Il se revêt des armes qui ont appartenu jadis au Troyen Hector, et tout récemment à Mandricard. Il fait mettre la selle au brave Frontin, et change lui-même de cimier, d’écu et de soubreveste. Il répugne à prendre, pour tenter cette entreprise, l’aigle blanche sur fond d’azur. Il fait mettre sur son écu une licorne, blanche comme lys, sur champ de gueule.

Parmi ses écuyers, il choisit le plus fidèle, et ne veut pas permettre que d’autres l’accompagnent. Il lui fait jurer de ne jamais révéler à qui que ce soit qu’il est Roger. Il passe la Meuse et le Rhin, franchit l’Autriche et la Hongrie, et chevauche le long de la rive droite du Danube, jusqu’à ce qu’il soit arrivé à Belgrade.

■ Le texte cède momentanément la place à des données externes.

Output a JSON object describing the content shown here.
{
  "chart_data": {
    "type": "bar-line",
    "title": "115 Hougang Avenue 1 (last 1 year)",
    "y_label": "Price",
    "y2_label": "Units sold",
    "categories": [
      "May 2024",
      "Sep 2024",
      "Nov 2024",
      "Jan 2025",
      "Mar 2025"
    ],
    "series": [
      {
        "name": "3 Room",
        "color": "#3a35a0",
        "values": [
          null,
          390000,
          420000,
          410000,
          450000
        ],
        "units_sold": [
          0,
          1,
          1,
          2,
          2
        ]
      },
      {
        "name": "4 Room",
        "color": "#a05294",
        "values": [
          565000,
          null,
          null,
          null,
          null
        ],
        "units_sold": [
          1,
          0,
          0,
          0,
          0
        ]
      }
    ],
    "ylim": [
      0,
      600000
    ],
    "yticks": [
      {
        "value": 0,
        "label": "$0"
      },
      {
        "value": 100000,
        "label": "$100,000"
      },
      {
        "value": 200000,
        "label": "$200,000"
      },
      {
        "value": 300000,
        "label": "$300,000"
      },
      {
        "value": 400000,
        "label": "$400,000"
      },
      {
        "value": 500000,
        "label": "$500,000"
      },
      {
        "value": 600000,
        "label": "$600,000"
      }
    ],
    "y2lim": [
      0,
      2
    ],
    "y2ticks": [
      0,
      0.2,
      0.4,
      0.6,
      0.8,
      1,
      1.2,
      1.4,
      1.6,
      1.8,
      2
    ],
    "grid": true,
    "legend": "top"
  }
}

Il descend le fleuve jusqu’à l’endroit où la Sarre vient s’y jeter pour se précipiter avec lui dans la mer. Là, il aperçoit de nombreuses troupes campées sous des tentes où flotte l’étendard impérial. C’est l’armée de Constantin qui veut reprendre Belgrade que les Bulgares lui ont enlevée. Constantin commande en personne ; il a près de lui son fils, et la plus grande partie des forces de l’empire grec.